Hi, I bought my 15 years old son a 2000 Honda Civic Ex. It has a P505 code, I have checked for vacuum leaks and have replace 4 of the Idle air control vales, 2 used from the junk yard and 2 new from ebay. I have done the ECU reset many times the stupid code keeps coming back. I can not get rid of this code, I am ready to pull my hair out. I am desperate for help.
Thank you all in advance.
There are other things that will set that code, like carbon buildup in the throttle body or vacuum leaks in the intake manifold.
The next time you have a trouble code, google that code and find all the causes and get diagnostic advice.
FSB with fix is in mid-article
Hi, thanks for the reply. I have take out the throttle body and cleaned it. I also have checked for vacuum leaks. Replaced the pcv valve. This car however has a cold air intake everything is hooked up properly.
Completely stumped.
Did you buy this car with that “cold air intake” or installed it later?
If you bought car with cold intake installed, did it have P505 or is it something popping up later?
Also make sure the coolant is running at the correct temperature when the engine is warm. A thermostat not operating properly and inaccurately regulating the coolant temp might result in this symptom.
We bought it like that and the code was there. The had bought and installed a new IAVC. THE STUPID CODE.
The coolant is at between 86-89° C. The normal range.
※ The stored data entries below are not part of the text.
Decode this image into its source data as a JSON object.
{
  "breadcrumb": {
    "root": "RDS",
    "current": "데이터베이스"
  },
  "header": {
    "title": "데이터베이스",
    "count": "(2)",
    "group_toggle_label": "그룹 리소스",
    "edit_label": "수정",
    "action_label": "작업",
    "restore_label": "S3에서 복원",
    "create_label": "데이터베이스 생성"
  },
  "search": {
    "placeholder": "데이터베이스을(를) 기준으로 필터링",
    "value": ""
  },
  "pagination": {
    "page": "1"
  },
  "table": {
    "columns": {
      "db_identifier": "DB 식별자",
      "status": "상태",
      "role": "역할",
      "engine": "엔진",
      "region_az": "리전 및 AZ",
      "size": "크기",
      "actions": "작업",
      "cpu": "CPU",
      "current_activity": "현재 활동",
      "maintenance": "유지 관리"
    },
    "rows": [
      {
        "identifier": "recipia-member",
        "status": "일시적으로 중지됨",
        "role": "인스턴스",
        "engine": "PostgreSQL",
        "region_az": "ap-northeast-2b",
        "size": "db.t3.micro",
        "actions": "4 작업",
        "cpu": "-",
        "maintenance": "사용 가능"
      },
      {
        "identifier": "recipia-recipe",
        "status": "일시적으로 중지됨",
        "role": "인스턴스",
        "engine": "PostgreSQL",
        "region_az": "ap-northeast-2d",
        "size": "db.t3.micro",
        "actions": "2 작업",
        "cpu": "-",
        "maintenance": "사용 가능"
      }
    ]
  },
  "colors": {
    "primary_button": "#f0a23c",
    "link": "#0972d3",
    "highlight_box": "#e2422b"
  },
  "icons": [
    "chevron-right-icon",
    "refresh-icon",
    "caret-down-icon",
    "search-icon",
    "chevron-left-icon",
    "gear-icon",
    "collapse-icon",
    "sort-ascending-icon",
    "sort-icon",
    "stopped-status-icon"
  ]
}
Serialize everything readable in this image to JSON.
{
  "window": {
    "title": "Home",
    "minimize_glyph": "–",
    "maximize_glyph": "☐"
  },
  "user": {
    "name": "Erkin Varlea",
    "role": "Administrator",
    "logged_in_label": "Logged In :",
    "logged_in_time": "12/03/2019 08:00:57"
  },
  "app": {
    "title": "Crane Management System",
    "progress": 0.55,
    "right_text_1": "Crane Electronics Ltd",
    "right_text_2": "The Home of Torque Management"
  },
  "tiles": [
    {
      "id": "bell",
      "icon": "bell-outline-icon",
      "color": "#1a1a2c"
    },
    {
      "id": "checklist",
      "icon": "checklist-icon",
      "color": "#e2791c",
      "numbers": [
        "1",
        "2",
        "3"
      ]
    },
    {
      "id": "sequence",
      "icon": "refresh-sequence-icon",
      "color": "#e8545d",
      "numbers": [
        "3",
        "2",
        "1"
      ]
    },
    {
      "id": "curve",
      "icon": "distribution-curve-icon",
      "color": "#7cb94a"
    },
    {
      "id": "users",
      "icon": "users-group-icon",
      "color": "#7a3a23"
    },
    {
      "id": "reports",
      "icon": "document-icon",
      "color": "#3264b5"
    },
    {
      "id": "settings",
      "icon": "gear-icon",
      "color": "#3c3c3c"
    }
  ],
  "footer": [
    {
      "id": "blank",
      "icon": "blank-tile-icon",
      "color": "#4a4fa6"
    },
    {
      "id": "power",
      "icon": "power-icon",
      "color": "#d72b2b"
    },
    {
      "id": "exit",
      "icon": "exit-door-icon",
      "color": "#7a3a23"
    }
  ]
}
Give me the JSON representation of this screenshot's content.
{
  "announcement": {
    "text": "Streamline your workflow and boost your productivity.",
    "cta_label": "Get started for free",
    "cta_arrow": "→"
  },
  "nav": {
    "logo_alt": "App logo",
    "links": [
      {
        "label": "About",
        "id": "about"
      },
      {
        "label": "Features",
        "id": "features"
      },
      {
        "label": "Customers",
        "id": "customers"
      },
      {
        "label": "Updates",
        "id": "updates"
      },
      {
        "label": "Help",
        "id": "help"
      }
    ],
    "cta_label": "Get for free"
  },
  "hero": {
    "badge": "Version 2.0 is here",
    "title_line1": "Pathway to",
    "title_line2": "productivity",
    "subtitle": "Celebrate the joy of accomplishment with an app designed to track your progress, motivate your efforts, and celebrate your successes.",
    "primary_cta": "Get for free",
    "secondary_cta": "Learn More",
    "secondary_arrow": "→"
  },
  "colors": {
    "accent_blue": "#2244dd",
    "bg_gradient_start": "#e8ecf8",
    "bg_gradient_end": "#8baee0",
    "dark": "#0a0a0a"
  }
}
The car had p131 and p420 code when we bought it. I replace the catalytic converter and the o2 sensor. IRAs passes emissions m just fine.
I would entertain an idea about “cold intake” having substantially lesser resistance than stock one.
If junk-yard is around and getting stock intake is an option, it might be something to try?
Does this engine have a gadget that allows you to adjust the idle rpm? Like on my Corolla there’s an idle air bleed adjustment. If so that must be adjusted per the manufacturer’s procedure for the engine to idle & run correctly. If it isn’t it confuses the computer. An undiagnosed vacuum leak is the other likely explanation. It’s not so easy a thing to check. First step is to use a hand held vacuum pump/gauge and test every single thing that plugs into the intake manifold as a vacuum source, pump up each one and make sure they all hold vacuum. MAP sensor (if applicable) power brake booster. Everything that senses or uses manifold vacuum must hold vacuum. After that you have to look for problems with devices that automatically route intake manifold vacuum. The power steering pump might be one, it varies car to car. A faulty pcv valve can create the equivalent of a vacuum leak too. If it’s not of that and the idle air control gadget is working correctly, then you’d have to suspect the computer itself may be the problem.